A tutte e tre le domande ovviamente il catechismo prescrive invariabilmente di rispondere: "Sì, Padre". Appare oggi evidente a tutti quanto assurdo fosse il tentativo fatto dai missionari di trapiantare nelle menti dei popoli nativi concetti che erano e sono tuttora assolutamente alieni alla loro cultura e al loro modo di vedere l'universo.
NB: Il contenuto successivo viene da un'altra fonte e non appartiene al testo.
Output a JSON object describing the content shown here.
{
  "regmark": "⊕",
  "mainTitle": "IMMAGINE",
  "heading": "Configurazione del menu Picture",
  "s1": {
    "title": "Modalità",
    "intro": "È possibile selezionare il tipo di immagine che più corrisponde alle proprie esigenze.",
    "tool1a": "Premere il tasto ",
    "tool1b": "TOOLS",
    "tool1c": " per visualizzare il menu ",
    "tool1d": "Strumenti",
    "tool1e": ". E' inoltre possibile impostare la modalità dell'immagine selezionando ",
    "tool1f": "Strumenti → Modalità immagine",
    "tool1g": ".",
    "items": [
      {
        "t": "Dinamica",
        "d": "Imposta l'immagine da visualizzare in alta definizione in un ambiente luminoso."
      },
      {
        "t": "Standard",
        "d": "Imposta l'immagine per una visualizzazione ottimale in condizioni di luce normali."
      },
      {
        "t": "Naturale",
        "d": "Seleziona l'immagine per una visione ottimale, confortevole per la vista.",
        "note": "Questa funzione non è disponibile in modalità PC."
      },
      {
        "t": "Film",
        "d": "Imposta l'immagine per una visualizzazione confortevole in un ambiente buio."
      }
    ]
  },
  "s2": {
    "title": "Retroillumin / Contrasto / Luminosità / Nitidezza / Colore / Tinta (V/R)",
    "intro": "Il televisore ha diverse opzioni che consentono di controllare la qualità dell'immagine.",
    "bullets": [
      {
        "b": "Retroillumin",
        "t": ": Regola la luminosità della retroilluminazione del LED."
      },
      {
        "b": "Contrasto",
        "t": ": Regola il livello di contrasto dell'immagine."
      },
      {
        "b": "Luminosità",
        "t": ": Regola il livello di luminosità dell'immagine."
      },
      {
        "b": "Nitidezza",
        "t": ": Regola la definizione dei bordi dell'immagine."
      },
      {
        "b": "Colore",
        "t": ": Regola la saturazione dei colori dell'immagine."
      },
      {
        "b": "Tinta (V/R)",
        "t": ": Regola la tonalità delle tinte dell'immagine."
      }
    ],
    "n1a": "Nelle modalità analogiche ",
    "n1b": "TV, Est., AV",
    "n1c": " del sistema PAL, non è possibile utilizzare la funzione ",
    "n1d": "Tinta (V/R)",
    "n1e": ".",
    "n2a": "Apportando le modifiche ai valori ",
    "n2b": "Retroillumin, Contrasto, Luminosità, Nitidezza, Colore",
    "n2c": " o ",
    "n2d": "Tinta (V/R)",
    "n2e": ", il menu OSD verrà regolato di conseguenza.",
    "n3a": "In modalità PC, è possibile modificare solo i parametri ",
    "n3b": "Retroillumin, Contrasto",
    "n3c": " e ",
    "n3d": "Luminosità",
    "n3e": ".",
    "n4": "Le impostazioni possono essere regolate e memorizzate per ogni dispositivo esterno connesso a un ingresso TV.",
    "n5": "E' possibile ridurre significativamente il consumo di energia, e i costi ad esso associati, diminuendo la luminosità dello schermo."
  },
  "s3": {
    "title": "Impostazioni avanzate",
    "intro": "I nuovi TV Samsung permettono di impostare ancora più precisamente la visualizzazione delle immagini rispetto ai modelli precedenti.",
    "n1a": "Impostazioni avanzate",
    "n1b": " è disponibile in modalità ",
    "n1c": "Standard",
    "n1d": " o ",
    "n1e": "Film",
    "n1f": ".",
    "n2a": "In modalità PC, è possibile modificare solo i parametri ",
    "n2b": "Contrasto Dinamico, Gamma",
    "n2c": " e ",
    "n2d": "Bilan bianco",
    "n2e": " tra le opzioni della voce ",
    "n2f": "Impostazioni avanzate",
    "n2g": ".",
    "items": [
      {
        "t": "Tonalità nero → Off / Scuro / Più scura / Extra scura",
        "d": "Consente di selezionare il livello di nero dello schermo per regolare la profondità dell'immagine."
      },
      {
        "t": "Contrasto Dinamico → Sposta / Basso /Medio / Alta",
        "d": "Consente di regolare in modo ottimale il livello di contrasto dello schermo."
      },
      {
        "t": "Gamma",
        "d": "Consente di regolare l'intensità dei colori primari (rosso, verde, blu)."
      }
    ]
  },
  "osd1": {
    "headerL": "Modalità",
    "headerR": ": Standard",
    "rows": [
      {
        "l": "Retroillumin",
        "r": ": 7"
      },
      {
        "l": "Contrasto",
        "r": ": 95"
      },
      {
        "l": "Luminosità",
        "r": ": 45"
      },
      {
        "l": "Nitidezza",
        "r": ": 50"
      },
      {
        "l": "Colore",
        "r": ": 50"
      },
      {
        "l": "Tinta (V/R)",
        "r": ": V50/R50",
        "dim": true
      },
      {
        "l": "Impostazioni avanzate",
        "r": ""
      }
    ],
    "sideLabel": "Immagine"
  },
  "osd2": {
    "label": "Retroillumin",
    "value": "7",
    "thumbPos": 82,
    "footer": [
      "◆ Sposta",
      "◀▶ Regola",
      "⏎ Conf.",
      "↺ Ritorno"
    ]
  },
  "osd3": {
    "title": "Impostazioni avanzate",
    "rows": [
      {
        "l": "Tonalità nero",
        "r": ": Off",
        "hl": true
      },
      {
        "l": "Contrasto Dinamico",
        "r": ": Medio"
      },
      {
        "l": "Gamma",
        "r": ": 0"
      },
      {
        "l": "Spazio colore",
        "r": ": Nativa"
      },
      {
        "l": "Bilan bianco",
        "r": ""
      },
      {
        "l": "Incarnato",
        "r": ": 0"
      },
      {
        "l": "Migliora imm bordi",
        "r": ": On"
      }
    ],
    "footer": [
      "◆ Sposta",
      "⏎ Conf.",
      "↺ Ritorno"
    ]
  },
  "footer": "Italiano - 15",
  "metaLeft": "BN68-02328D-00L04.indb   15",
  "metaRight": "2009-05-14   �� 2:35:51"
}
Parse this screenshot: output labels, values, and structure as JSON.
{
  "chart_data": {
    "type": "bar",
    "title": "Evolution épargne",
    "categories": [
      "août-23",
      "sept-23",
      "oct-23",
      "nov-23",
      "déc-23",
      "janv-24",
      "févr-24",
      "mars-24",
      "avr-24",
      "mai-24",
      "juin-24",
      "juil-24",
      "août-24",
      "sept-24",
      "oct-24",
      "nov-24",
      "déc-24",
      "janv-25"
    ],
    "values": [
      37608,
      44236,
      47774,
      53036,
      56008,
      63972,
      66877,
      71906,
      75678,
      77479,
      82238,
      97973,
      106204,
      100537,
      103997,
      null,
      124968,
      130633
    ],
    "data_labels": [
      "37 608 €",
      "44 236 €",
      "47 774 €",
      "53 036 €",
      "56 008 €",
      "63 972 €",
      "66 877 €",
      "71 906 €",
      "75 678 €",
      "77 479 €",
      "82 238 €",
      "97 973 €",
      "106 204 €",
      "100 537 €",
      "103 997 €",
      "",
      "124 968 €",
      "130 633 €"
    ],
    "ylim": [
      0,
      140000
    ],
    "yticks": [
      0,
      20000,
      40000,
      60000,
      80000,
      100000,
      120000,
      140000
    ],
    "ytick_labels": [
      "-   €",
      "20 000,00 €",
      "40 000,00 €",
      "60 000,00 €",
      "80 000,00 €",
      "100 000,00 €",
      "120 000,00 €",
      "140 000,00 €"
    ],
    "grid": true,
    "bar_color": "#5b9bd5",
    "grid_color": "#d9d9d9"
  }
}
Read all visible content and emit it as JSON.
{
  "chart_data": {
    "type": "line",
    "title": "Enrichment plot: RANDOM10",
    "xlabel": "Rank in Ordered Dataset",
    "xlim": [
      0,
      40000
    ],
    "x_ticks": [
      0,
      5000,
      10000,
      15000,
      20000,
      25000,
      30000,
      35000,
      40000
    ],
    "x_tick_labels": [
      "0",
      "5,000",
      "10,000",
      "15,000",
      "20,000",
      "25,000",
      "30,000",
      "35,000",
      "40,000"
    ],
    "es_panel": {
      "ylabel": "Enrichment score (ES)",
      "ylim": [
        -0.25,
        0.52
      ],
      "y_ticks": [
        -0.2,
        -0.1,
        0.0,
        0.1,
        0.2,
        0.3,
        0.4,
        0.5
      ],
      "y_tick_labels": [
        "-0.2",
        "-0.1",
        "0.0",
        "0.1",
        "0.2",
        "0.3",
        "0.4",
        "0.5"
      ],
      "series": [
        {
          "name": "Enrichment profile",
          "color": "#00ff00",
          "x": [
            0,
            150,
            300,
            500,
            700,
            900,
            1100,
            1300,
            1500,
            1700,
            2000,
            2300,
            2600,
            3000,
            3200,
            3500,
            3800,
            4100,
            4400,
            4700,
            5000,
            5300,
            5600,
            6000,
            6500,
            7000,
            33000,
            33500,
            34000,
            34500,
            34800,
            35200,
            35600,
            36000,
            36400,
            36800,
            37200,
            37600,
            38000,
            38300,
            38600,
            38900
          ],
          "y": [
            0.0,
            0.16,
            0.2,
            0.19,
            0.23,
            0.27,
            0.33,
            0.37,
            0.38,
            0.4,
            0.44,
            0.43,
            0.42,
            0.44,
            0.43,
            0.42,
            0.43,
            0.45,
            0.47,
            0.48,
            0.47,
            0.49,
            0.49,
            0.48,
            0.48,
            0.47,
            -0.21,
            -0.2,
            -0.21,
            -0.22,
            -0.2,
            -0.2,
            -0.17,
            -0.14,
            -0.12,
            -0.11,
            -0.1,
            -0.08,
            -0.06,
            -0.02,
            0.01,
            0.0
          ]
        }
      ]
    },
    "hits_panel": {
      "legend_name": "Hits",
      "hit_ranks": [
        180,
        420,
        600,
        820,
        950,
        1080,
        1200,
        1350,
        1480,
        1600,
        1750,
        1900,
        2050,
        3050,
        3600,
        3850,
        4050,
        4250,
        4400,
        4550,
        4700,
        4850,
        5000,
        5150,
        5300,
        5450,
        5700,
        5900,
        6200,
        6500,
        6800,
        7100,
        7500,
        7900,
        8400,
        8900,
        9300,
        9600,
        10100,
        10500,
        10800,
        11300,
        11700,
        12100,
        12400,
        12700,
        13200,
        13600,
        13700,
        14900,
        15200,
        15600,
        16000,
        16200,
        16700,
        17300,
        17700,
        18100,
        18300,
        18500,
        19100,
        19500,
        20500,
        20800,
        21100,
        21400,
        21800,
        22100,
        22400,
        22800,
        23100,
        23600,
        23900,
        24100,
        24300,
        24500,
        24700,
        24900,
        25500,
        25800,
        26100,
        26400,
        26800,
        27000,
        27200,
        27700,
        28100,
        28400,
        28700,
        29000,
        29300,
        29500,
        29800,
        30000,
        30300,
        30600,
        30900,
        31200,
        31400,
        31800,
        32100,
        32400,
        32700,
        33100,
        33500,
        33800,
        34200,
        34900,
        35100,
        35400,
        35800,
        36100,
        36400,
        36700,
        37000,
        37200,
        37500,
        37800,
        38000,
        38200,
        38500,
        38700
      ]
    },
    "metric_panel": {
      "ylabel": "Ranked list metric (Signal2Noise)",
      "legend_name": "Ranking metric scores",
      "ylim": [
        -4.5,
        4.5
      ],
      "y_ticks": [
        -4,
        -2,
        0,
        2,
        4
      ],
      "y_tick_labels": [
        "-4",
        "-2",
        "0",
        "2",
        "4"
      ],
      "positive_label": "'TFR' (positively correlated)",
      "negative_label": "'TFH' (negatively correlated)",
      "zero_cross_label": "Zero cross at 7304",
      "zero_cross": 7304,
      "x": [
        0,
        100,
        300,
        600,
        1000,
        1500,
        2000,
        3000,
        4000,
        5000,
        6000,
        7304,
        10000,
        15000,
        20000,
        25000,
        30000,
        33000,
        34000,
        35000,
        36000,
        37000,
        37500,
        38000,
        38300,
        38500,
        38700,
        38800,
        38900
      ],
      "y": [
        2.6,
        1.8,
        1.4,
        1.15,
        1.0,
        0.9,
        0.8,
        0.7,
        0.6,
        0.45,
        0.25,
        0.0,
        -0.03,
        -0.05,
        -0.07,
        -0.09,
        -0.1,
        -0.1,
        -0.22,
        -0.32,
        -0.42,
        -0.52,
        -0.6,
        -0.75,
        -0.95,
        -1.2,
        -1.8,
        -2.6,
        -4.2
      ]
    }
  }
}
Appare però ancor più curioso che i catechismi, come questo sopra riportato, fossero concepiti quasi per prevenire lo sviluppo di concetti manichei. Da come i nativi americani concepiscono il mondo, dai loro paradigmi, pare del tutto improbabile che possano giungere a conclusioni dualiste ed anticosmiche. Questo però non importava ai missionari. Gli inviati della Chiesa Romana avevano ed hanno tuttora uno e un solo compito, che non è affatto quello di evangelizzare le genti: è quello di impedire che le genti possano diventare manichee, anche spontaneamente, anche senza che nessuno possa influenzarli insegnando loro qualcosa di dualista e di anticosmico.

Ai missionari non interessava nulla della salute fisica e spirituale dei popoli che incontravano, prova ne è che quelle genti furono ridotte in schiavitù, sterminate o costrette a meticciarsi e a perdere la loro cultura. Ai missionari interessava soltanto che alla domanda: "Chi ha creato il mondo è buono?", nessuno potesse rispondere: "No! Egli è malvagio!".

Se non si può condannare interamente l'opera di questi missionari è soltanto perché ci hanno preservato memoria di lingue oggi estinte o nascoste, che altrimenti sarebbero svanite irrimediabilmente nell'Oblio.